“Now more than ever before, we must stand united and committed to diversity and inclusion as we all attempt to heal from the tragedy in Charlottesville,” the teams’ statement said.
The teams, apparently, responded to a post on Twitter made Thursday morning by the former Buccaneers Coach Tony Dungy, who said he would donate $5,000 but also challenged the Buccaneers, Lightning and Rays to offer their financial support. Dungy posted a link to a GoFundMe site for anyone wishing to donate to what the page called the “Tampa Statue Relocation Fund.”
Contributions were also made by prominent residents like Mike Griffin, the Greater Tampa Chamber of Commerce chairman, who pledged a $70,000 donation from the chamber; the former Tampa Bay Storm owner Bob Gries, who donated $50,000, according to The Tampa Bay Times; and Tampa Mayor Bob Buckhorn, who posted a photograph of his $1,000 check to Twitter.
As of 3:45 p.m. Thursday, the GoFundMe page said it had raised $52,145 but had stopped collecting donations because the fund-raising goal had been reached.
It appeared that in total more than $140,000 had been raised but it was unclear what would be done with any surplus money.

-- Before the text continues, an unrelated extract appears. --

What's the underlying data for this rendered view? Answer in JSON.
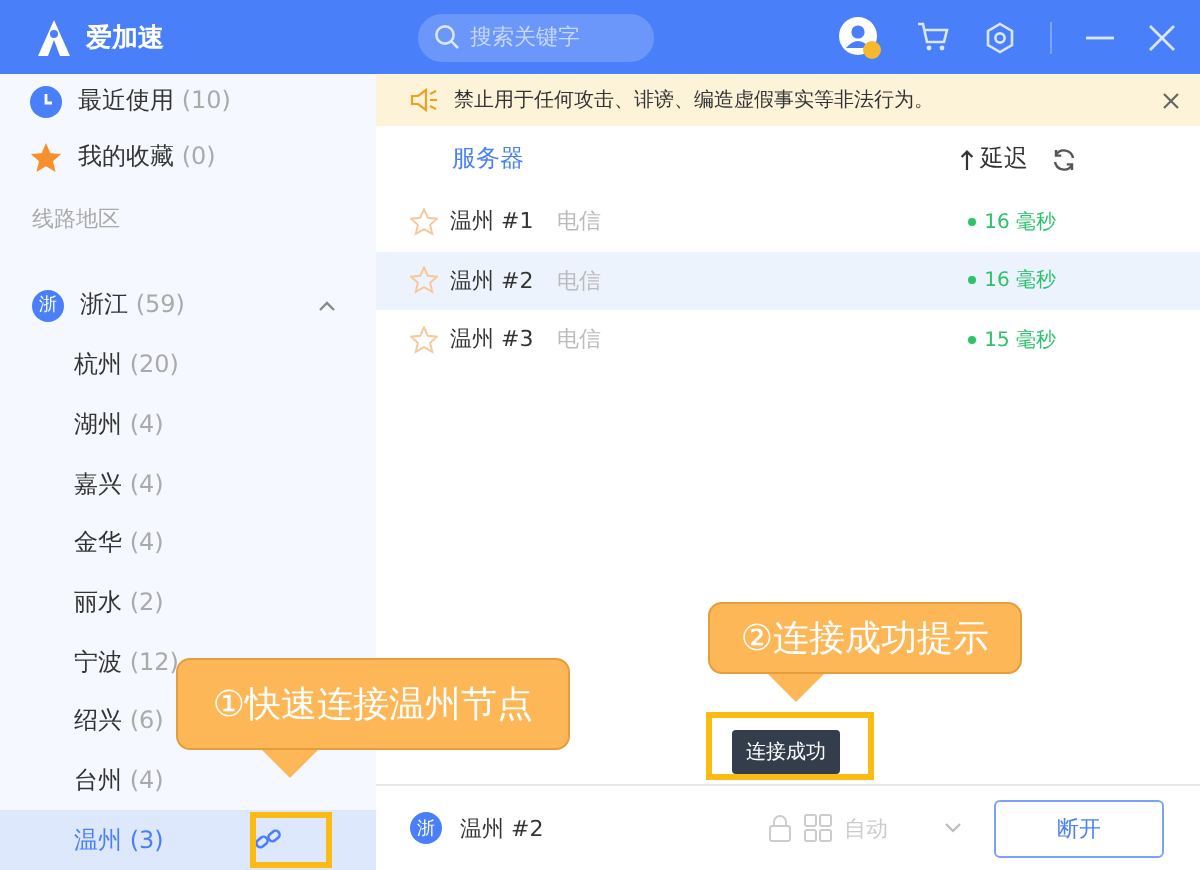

The monument in Tampa, called Memoria in Aeterna, was built in 1911 with money raised by the United Daughters of the Confederacy, and was moved some decades later to the public space in front of the courthouse. The monument features an inscription that reads, in part, “To the honor and courage of the patriots of the Confederate States of America.”

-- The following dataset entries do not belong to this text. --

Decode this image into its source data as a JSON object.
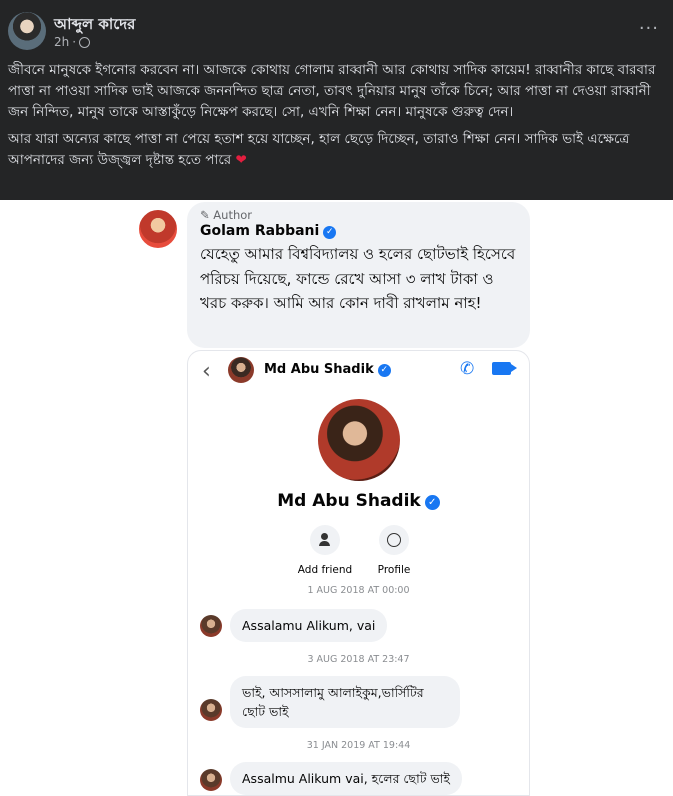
{
  "post": {
    "author": "আব্দুল কাদের",
    "time": "2h",
    "more": "···",
    "paragraph1": "জীবনে মানুষকে ইগনোর করবেন না। আজকে কোথায় গোলাম রাব্বানী আর কোথায় সাদিক কায়েম! রাব্বানীর কাছে বারবার পাত্তা না পাওয়া সাদিক ভাই আজকে জননন্দিত ছাত্র নেতা, তাবৎ দুনিয়ার মানুষ তাঁকে চিনে; আর পাত্তা না দেওয়া রাব্বানী জন নিন্দিত, মানুষ তাকে আস্তাকুঁড়ে নিক্ষেপ করছে। সো, এখনি শিক্ষা নেন। মানুষকে গুরুত্ব দেন।",
    "paragraph2": "আর যারা অন্যের কাছে পাত্তা না পেয়ে হতাশ হয়ে যাচ্ছেন, হাল ছেড়ে দিচ্ছেন, তারাও শিক্ষা নেন। সাদিক ভাই এক্ষেত্রে আপনাদের জন্য উজ্জ্বল দৃষ্টান্ত হতে পারে",
    "heart": "❤"
  },
  "comment": {
    "author_tag": "✎ Author",
    "name": "Golam Rabbani",
    "verified": "✓",
    "text": "যেহেতু আমার বিশ্ববিদ্যালয় ও হলের ছোটভাই হিসেবে পরিচয় দিয়েছে, ফান্ডে রেখে আসা ৩ লাখ টাকা ও খরচ করুক। আমি আর কোন দাবী রাখলাম নাহ!"
  },
  "messenger": {
    "back": "‹",
    "title": "Md Abu Shadik",
    "call": "✆",
    "profile_name": "Md Abu Shadik",
    "add_friend_label": "Add friend",
    "profile_label": "Profile",
    "messages": [
      {
        "date": "1 AUG 2018 AT 00:00",
        "text": "Assalamu Alikum, vai"
      },
      {
        "date": "3 AUG 2018 AT 23:47",
        "text": "ভাই, আসসালামু আলাইকুম,ভার্সিটির ছোট ভাই"
      },
      {
        "date": "31 JAN 2019 AT 19:44",
        "text": "Assalmu Alikum vai, হলের ছোট ভাই"
      }
    ]
  },
  "colors": {
    "post_bg": "#242526",
    "accent_blue": "#1877f2",
    "bubble_bg": "#f0f2f5"
  }
}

A push to remove the monument was defeated in June — as a compromise, a mural was to be painted to reflect the city’s diversity — but public outcry, spearheaded by elected officials and community leaders, prompted them to reconsider.

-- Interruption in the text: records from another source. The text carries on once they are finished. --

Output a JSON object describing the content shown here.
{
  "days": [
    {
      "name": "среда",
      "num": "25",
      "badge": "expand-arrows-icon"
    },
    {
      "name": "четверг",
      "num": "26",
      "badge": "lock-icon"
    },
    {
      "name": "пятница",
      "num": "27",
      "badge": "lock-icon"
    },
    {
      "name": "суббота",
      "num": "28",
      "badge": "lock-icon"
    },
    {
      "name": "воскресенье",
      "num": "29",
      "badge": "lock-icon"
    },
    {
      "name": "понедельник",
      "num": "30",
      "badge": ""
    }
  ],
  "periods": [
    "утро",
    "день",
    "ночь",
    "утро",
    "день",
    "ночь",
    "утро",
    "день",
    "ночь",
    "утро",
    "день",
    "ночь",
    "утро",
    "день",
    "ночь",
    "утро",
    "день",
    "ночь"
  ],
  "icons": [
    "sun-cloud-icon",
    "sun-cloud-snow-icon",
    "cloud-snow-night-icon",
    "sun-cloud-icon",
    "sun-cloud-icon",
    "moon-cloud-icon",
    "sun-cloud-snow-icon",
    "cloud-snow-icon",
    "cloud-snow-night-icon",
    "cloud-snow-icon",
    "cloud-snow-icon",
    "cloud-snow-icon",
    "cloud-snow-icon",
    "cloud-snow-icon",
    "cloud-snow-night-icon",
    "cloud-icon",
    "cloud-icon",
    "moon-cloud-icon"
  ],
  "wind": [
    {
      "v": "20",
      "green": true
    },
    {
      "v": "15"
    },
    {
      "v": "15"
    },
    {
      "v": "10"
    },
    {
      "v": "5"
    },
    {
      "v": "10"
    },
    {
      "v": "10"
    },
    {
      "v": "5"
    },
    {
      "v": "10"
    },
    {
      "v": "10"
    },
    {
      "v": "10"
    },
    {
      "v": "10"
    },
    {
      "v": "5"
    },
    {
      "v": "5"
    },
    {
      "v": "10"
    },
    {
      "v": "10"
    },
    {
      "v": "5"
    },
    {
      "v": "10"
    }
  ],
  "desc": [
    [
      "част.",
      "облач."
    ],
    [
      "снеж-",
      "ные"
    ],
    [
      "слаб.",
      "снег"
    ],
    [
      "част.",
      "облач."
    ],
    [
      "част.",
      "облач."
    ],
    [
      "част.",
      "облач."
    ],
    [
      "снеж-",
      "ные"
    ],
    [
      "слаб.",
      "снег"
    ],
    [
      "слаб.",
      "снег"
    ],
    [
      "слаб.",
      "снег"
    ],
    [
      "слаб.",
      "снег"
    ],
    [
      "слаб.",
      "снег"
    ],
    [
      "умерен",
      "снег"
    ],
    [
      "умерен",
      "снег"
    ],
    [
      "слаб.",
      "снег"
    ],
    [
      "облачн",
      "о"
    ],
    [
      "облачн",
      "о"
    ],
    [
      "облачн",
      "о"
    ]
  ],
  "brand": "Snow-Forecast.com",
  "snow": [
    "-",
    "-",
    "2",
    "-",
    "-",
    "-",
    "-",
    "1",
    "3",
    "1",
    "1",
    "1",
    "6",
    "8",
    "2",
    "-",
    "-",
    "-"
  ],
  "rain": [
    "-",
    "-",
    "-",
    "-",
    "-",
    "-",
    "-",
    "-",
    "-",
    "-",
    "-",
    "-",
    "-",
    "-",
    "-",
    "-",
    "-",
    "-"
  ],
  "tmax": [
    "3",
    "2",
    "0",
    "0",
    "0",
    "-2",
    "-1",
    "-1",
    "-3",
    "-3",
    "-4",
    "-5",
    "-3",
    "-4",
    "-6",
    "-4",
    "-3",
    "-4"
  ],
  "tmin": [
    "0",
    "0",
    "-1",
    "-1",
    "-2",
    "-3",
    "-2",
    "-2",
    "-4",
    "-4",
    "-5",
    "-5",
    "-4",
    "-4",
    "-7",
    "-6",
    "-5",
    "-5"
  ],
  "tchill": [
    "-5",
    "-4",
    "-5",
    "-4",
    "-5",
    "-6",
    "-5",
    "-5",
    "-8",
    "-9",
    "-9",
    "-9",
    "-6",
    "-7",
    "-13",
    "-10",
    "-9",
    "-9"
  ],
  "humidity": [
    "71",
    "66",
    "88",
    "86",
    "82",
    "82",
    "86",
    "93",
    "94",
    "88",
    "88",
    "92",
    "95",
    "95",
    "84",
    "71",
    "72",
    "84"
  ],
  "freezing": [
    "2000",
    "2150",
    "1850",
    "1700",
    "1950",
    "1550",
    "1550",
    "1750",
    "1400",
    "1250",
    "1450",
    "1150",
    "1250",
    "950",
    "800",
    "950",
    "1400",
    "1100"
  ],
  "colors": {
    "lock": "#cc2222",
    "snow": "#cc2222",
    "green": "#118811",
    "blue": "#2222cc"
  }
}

The Rays were the first team to champion relocating the memorial, telling The Tampa Bay Times in July that they have “long supported and are committed to diversity and inclusion.” Responding to an inquiry from the newspaper, the Lightning declined to take a stance, while the Buccaneers’ offices were closed, and a spokesperson was not available, the Times said.
Dungy coached the Buccaneers from 1996 to 2001, and though he went on to win a Super Bowl with the Indianapolis Colts, he still lives in the Tampa area and remains active in the community.